Hubris On The High Seas
If you’re a drydocked winter sailor (and the Sag Harbor Whaling Museum is still closed), you can quench your maritime thirst with the palpable salt air and potent headwinds of John Huston’s classic 1956 film “Moby Dick,” a vivid, meticulous adaptation of Herman Melville’s 1851 novel.
A labor of love for director Huston, two years in the making, the film was shot in the seas off the coast of Spain, with a small West Ireland fishing village standing in for the story’s New Bedford home dock (and providing the memorable local faces of the crewmen’s left-behind wives, watching in poignant silence as their husbands embark on what will be a tragic last voyage).
Huston’s evocative script (co-written with novelist Ray Bradbury) and his talented international cast capture Melville’s riveting characters. Reserved and taciturn Leo Genn as Starbuck, the angst-ridden first mate, plays off against big-eared, jut-jawed Harry Andrews as Stubbs, his philosophical, incessantly cheerful second mate.
Orson Welles provides a remarkable cameo as Father Mapple, who sends the sailors off with a cautionary sermon on “Jonah and the Whale,” delivered from an authentic ship’s prow lectern that can still be seen in a New Bedford museum. Welles could not climb up the traditional rope ladder into the pulpit, and had to be hoisted into place — where, hidden on the lectern, Huston provided as reward a glass of brandy, contributing no doubt to the result that his long scene was shot in one single memorable take.
But the truly unforgettable performance in the film is Gregory Peck as Captain Ahab, the peg-legged monomaniac whose sole mission in life is to find and destroy Moby Dick, the legendary, immense white whale who in past mortal combat took Ahab’s leg — as well as his remaining sanity.
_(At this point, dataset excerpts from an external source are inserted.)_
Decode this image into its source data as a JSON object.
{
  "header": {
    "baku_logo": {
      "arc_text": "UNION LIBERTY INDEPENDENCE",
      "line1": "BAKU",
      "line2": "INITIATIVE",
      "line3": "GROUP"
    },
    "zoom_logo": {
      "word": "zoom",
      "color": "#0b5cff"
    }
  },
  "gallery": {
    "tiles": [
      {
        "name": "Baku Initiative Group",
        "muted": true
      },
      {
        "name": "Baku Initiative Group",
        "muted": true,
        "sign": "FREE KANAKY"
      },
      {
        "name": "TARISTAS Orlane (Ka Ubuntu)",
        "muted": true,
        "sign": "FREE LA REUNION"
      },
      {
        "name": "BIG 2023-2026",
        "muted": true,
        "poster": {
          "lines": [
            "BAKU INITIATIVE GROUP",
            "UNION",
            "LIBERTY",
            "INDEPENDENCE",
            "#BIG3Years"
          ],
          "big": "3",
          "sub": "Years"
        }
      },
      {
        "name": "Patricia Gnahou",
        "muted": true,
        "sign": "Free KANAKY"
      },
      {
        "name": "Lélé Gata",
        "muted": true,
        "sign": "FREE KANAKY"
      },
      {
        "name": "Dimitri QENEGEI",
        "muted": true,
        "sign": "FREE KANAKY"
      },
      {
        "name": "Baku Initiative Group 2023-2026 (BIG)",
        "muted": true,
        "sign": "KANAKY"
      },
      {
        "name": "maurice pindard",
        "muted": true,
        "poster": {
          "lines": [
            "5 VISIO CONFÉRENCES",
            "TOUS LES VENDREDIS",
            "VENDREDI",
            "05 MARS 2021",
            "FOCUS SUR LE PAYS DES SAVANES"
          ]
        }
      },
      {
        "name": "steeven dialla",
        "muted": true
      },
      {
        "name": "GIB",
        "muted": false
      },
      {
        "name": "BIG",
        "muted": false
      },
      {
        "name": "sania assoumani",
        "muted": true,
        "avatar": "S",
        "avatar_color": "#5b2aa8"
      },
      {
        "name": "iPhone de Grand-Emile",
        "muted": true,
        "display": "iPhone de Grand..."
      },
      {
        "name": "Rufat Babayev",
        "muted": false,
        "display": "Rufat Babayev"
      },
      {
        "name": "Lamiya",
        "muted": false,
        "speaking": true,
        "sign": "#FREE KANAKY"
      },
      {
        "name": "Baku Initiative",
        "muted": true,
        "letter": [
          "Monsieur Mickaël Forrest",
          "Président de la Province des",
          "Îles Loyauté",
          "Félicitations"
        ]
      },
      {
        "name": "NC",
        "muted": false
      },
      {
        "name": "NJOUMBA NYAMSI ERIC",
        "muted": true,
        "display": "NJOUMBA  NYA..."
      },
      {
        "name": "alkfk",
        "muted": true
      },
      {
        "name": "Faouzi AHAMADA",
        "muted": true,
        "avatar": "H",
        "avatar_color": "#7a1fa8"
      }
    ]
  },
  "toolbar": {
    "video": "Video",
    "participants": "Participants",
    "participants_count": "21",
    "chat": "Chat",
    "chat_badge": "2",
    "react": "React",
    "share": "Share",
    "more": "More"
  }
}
Peck, playing against his heroic, leading-man type-casting (he would go to embody the iconic Atticus Finch in “To Kill a Mockingbird”), and resembling in his black suit and top hat a demented Abraham Lincoln, depicts a man dissolving before our eyes from obsession to madness.
Comparing the film to the book, the author’s voice (ostensibly the narrator Ishmael, but unmistakably Melville) revels in descriptive detail the halcyon delights and stormy ravages of life at sea — a background tenor which permeates both the book’s action sequences and its descriptions of intricate maritime lore. These latter educational “lectures” (which as a literary device alternate with the inexorable dynamics of the ongoing story), obviously cannot be captured in a film. However, Huston achieves the same end by depicting, through film, the craft of sailing a three-masted whaler. The vivid cinematography (Oswald Morris) and crisp editing (Russell Lloyd) put the viewer below deck witnessing the ship’s grinding chores, behind the wheel coping with its challenging seas, or on its yardarm experiencing the solitary ecstasy of the endless horizon.
As the story tracks Ahab’s ship Pequod in its pursuit of his prey — around the Cape of Good Hope, past the Malays into the Sea of Japan and the Pacific — the action picks up strong momentum. Undaunted by fierce storms, by unwanted contact with other whalers, even by the religiously metaphorical visit of St Elmo’s Fire (a meteorological phenomenon that electrifies the entire boat in green flames), the Pequod plows on to its ill-fated rendezvous with Ahab’s nemesis, the malevolent white whale.
The climax of the film is a horrifying battle of man versus nature, each side bent on destruction — Ahab in his madness assuming the role of God (or Lucifer?), in a bizarre pas de deux with his Leviathan rival, bringing down his entire world in a maelstrom of devastation and death.
A dramatic and cautionary ending. It makes one think twice about taking your Sailfish out on the bay.